The day a heart attack struck me down is a hard one to remember.
I remember the stuff before (or during?): the cereal, the pressure in my chest, laying down thinking I was just not feeling well. I remember being tested in a room off the Emergency Room—but I do not remember the ER at all otherwise. I remember someone suggesting the first tests came back negative, and that maybe it was gastrointestinal. (Later tests would suggest otherwise.) I also remember them pumping me with all sorts of drugs. Maybe that’s when most of my memories get a little indistinct.
I have to admit, there was nothing pleasant about the whole thing.
I didn’t spend my Near Death Experience thinking about the things I regretted in the past. I thought—well, insofar as you can say I had any actual thoughts at all—about the things I hadn’t done yet, about the unfulfilled potentialities, the unfinished novels, the unseen sights, the unconquered challenges. I admit it was all very abstract. But I know where my focus was.
Three days later, I emerged from the hospital, slowly and weakly, with one collapsed artery and an arsenal of medications. Used to be, I took one pill twice a day for my blood pressure, which has been high since I was 19. Now, there were a dozen medications, some twice daily, and insulin–thanks to the diabetes–as many as four times a day, depending on my sugar readings.

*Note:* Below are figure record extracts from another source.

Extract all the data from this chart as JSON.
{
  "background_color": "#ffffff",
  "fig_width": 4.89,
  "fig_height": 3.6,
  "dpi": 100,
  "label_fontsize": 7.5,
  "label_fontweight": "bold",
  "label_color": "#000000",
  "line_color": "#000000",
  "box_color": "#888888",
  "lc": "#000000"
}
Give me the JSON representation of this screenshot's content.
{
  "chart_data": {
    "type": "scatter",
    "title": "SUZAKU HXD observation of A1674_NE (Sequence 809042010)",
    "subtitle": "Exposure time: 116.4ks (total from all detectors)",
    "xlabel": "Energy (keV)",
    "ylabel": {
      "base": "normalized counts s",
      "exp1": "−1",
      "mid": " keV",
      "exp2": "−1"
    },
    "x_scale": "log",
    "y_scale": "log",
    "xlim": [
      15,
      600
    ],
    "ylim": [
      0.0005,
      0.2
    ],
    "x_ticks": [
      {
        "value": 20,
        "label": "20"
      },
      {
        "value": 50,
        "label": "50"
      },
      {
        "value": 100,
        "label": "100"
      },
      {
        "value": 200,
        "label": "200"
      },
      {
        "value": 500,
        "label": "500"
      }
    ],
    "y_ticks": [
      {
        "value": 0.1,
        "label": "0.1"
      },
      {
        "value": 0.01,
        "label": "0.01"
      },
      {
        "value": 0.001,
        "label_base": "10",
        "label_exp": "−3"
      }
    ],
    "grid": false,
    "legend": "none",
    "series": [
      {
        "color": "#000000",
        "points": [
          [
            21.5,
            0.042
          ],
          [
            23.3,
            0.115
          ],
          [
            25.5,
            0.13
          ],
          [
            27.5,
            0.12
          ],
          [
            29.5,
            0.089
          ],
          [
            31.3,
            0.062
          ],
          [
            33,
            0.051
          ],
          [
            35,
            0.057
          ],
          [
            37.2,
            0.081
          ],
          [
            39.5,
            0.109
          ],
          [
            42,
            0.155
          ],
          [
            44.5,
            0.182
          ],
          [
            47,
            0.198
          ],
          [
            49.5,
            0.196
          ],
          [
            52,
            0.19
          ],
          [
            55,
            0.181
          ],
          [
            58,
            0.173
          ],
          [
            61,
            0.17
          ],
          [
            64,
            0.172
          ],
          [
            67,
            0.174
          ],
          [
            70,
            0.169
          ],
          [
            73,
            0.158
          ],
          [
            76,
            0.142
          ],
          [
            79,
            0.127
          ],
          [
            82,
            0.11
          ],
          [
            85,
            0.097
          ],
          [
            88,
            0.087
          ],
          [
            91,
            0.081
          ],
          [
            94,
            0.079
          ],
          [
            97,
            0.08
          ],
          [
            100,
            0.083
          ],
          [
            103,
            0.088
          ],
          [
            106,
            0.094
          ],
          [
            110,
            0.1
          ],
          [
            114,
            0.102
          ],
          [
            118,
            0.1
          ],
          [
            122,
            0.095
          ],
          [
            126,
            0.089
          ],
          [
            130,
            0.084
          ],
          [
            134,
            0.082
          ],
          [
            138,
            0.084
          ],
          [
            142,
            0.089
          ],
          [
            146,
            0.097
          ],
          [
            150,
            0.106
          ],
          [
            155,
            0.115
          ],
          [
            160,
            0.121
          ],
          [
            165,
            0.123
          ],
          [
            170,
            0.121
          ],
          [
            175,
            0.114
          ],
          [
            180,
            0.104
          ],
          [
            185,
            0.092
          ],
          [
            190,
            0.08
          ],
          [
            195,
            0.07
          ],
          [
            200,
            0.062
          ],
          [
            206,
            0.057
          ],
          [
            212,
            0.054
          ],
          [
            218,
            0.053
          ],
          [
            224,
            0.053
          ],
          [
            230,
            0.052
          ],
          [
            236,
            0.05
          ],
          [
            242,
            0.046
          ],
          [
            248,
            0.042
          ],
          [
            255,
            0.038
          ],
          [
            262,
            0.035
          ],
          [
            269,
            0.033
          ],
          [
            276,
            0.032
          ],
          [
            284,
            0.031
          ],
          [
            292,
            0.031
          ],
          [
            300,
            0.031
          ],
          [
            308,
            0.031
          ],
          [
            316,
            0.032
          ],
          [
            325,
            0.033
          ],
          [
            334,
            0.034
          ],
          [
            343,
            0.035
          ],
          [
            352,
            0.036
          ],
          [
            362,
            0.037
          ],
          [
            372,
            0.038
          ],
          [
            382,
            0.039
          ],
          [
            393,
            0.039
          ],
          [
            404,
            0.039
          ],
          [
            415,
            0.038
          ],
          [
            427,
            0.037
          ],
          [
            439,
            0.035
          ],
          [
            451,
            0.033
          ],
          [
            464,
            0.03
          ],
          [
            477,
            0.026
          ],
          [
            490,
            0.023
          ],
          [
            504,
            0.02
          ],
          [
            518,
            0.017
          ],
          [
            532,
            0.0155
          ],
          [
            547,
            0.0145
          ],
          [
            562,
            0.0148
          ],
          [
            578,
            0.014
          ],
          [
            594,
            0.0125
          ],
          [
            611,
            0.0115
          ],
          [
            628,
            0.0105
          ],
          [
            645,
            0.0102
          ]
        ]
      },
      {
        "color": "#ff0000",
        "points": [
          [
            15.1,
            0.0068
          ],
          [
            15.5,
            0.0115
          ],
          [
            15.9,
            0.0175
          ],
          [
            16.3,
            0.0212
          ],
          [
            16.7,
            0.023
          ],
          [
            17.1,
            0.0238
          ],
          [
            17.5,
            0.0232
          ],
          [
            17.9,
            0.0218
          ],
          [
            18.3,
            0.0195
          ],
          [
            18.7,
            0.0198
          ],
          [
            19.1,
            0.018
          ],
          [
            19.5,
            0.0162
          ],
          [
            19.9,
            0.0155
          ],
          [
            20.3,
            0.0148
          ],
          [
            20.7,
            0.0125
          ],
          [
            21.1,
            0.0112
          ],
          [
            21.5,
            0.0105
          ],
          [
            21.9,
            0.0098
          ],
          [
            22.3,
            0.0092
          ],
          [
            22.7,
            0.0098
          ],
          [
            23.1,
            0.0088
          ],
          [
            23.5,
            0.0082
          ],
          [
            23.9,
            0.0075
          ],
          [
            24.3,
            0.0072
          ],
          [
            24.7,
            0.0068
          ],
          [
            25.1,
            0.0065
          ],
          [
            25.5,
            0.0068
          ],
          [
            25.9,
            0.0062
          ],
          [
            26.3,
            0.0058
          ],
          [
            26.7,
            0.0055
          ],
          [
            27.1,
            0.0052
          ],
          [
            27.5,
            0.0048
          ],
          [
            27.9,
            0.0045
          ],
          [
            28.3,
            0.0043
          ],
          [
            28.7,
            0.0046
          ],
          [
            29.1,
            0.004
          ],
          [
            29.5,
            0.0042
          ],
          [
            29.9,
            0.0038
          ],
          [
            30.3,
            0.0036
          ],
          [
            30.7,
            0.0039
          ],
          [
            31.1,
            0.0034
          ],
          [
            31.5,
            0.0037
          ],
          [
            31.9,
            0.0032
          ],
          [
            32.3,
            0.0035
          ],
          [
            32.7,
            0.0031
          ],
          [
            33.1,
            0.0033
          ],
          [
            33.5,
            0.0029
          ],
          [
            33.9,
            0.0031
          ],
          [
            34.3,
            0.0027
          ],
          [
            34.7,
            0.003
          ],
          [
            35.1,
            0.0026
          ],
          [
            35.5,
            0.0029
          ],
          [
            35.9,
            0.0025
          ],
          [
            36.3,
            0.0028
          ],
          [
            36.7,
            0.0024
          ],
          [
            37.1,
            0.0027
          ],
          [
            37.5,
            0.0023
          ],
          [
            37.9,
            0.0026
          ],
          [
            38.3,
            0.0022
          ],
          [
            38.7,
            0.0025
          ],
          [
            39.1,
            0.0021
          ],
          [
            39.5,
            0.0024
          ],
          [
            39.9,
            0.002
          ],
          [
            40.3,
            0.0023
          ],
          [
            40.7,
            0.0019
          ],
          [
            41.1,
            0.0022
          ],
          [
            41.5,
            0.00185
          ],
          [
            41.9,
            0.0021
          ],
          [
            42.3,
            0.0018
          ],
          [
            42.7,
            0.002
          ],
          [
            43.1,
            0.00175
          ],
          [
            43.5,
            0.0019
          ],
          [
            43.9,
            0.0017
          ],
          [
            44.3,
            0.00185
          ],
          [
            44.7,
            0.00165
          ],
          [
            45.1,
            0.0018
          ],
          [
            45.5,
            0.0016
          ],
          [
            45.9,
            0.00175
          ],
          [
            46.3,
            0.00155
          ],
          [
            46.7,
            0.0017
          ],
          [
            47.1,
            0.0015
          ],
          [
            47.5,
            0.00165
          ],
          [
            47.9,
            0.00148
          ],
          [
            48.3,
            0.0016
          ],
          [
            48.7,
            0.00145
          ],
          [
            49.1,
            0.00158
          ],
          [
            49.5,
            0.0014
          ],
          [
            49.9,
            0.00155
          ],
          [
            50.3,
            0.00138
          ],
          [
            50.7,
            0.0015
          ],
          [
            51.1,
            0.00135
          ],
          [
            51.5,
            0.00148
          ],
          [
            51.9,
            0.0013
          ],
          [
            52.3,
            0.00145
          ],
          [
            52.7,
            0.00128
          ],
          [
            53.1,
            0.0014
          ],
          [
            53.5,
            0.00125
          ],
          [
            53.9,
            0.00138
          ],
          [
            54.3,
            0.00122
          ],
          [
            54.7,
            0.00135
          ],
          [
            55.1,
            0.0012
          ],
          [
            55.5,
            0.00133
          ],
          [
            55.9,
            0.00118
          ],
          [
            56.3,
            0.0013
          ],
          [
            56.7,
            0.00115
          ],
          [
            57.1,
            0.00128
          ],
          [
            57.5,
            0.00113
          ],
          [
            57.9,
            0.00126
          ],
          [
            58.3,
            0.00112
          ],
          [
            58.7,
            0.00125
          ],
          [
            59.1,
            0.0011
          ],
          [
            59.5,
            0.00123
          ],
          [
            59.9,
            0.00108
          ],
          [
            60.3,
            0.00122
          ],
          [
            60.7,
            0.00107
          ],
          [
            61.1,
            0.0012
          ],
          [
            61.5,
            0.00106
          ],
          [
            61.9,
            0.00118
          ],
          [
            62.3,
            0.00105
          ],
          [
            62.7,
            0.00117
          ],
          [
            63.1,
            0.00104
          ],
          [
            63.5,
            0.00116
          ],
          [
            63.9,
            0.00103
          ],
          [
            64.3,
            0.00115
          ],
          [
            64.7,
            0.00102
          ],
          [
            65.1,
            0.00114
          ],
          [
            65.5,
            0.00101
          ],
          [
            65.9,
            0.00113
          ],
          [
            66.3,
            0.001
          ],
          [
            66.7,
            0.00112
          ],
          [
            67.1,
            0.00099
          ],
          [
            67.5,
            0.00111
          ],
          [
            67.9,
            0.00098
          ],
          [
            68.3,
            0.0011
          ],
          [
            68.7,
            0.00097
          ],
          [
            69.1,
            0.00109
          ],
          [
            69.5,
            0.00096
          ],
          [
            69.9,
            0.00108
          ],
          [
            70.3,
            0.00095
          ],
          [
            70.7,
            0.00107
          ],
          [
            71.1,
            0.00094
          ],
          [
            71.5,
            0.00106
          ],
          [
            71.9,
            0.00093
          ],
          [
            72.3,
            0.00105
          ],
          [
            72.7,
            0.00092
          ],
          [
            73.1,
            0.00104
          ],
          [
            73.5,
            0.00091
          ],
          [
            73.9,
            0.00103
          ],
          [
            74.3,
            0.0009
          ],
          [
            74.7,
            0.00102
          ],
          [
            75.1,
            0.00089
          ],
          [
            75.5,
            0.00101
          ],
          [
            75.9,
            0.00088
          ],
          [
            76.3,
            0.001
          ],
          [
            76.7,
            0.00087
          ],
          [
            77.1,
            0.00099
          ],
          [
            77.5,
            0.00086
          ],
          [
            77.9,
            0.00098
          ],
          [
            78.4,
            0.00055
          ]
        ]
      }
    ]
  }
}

So now I’m stabbing myself multiple times a day. First to check my sugar, then to add insulin.
The first week, it was an effort to get from the bed to the couch.
I didn’t want to stay weak. I didn’t want to stay dependent upon an assortment of pills and shots.
That’s my motivation.
The fitter I am–the lower my weight and the better I eat–the more likely I’ll be able to kick some of those medications. A few–like a daily vitamin–might stay forever, but overall I wanted to get rid of as many as I could. I told my doctor this. I said it was an intention. A goal. A purpose. I want to be able to go climb Kilimanjaro and not have to worry about accidentally dropping my supply down the side of the mountain on the third day. (I still need someone to provide me with the chance to climb that mountain and see those glaciers.)
For me, this isn’t going to happen overnight. But in the past twelve months, since the heart attack, I’ve managed to drop my weight by almost 60 pounds. Additionally, albeit with the help of all that medicine, I’ve got all my numbers–cholesterol, blood pressure, blood sugar–under control. I’m no longer insulin dependent. Under medical guidance, I’ve eliminated some of the medicine. I still take a lot. But they’re going away.
That’s my motivation.
Your motivation, if you don’t already have one, should be to avoid this scenario. Don’t go until it’s too late, or almost too late, or close enough to too late that you simply cannot recover.